Myrica rubra is well known for its delicious taste and high nutritional value. The present study investigated the potential protective effects and mechanisms of M. rubra flavonoids (MRF) extract on isoproterenol (ISO)‑induced myocardial injury in rats and hypoxia/reoxygenation (H/R) injury in H9c2 cardiomyocytes. An in vivo study revealed that MRF decreased serum cardiac enzyme levels, ameliorated pathological heart alterations and increased the antioxidant potential. The in vitro investigation demonstrated that MRF inhibited cell death, reactive oxygen species (ROS) accumulation, mitochondrial membrane depolarization, apoptosis rate and caspase‑3 activation and enhanced the Bcl‑2/Bax ratio during H/R injury.

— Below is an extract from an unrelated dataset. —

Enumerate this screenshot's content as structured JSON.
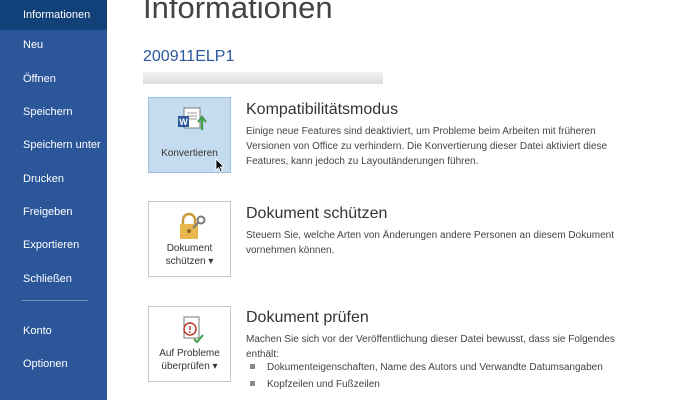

These effects were accompanied by the phosphorylation of protein kinase B (Akt) and glycogen synthase kinase (GSK)‑3β. Further mechanism studies demonstrated that LY294002, a specific inhibitor of phosphoinositide 3‑kinase (PI3K), abolished the MRF‑mediated cardioprotection against H/R‑induced apoptosis and ROS overproduction. Collectively, these results suggested that MRF exerts cardioprotective effects by attenuating oxidative damage and cardiomyocyte apoptosis most likely via a PI3K/Akt/GSK3β‑dependent mechanism.